Но я знала, что они, вопреки ей, не помешанные; они такие же, какой была год назад и я сама, только в них больше смелости и меньше осмотрительности. Это само по себе вселяло волнение, но еще больше завораживала мысль, что девушки вообще на меня глядят, что в любом затененном зале могут находиться одно или два девичьих сердца, бьющихся исключительно для меня, одна или две пары глаз, что блуждают — и притом нескромно — по моему лицу, фигуре, костюму. Знают ли эти девушки, почему они так смотрят? И чего ищут? И прежде всего, когда они следят, как я прогуливаюсь по сцене в брюках и пою о девушках, чьи глаза я заставила плакать и чьи сердца разбила, — что они видят? Видят ли они то же самое свойство, которое и я в них замечаю?
— Лучше бы нет! — воскликнула Китти, когда я поделилась с ней этой идеей.
Она засмеялась, но несколько натянутым смехом. Ей не нравилось разговаривать о таких вещах.

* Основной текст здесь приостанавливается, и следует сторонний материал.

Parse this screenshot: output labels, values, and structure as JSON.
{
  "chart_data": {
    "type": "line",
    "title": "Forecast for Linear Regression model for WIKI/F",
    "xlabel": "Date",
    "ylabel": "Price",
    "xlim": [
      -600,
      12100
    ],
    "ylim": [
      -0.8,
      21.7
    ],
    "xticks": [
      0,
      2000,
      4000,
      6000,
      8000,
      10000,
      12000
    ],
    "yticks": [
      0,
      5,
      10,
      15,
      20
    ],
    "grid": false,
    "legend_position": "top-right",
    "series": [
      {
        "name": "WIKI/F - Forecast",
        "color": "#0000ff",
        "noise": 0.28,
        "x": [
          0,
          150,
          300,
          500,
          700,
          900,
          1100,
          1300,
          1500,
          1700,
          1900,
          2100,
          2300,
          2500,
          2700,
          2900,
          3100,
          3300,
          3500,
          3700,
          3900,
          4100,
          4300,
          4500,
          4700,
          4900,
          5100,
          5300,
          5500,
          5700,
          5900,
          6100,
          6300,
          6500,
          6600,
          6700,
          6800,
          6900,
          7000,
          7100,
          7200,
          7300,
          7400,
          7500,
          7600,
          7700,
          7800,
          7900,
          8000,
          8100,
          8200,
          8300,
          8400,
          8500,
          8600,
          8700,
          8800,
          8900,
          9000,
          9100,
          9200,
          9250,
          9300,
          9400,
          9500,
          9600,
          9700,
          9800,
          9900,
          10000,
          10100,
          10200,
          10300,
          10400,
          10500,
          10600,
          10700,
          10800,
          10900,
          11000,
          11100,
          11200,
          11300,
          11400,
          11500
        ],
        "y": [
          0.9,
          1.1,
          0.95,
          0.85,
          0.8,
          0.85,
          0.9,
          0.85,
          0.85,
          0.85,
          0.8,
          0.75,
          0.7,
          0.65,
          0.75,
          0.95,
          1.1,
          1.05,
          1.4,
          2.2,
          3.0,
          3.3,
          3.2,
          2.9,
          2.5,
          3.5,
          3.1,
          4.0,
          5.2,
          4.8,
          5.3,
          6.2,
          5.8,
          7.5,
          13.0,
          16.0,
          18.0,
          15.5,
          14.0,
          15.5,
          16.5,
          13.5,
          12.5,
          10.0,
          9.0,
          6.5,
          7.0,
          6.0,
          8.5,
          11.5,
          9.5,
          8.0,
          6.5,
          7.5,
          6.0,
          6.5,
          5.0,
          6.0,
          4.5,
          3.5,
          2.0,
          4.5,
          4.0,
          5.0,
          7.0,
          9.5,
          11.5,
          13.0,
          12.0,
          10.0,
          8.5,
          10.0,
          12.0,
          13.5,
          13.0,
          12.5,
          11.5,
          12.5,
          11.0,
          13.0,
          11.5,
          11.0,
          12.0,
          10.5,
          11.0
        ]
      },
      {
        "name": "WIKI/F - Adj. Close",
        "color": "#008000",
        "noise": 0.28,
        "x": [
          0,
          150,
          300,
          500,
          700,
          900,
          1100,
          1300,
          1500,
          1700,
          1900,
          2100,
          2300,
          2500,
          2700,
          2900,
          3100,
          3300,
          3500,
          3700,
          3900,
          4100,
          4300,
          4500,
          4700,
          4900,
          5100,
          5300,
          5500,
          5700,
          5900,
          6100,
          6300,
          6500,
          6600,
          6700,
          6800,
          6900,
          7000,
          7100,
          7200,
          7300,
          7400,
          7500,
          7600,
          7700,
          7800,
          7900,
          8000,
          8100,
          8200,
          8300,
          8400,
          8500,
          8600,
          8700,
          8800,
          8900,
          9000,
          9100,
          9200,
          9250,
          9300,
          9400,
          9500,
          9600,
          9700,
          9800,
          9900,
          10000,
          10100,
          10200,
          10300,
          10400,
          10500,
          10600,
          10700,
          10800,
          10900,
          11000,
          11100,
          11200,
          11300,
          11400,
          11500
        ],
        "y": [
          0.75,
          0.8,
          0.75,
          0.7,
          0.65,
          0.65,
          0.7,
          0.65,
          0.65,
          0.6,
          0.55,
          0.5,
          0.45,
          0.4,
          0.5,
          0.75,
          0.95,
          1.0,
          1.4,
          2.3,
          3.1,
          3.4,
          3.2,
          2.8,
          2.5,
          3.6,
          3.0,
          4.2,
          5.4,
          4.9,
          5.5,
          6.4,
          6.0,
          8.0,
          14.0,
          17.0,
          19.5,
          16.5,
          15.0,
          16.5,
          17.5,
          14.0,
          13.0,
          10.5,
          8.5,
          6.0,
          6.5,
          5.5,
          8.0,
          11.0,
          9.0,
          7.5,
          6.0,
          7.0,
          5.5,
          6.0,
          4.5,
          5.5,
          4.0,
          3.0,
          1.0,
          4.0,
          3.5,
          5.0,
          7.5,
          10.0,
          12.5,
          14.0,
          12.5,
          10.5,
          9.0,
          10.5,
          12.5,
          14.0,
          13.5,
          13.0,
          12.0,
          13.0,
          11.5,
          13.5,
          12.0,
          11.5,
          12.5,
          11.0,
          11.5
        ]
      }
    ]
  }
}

Ей не понравилось также, когда мы однажды в комнате для переодевания встретили двух женщин — комическую певицу и ее костюмершу, — как мне подумалось, похожих на нас. Певица была довольно вульгарной, ее платье в блестках тесно облегало корсет. Прислуживала ей женщина пожилая, в простой коричневой одежде; я видела, как она натягивает на певицу платье, и ни о чем таком не подумала. Но после того как все крючки были плотно застегнуты, она склонилась, легонько сдула с шеи певицы лишнюю пудру, что-то шепнула, и обе засмеялись, тесно сблизив головы… и я поняла, яснее, чем если бы эти слова были выписаны крупными буквами на стене: они любовницы.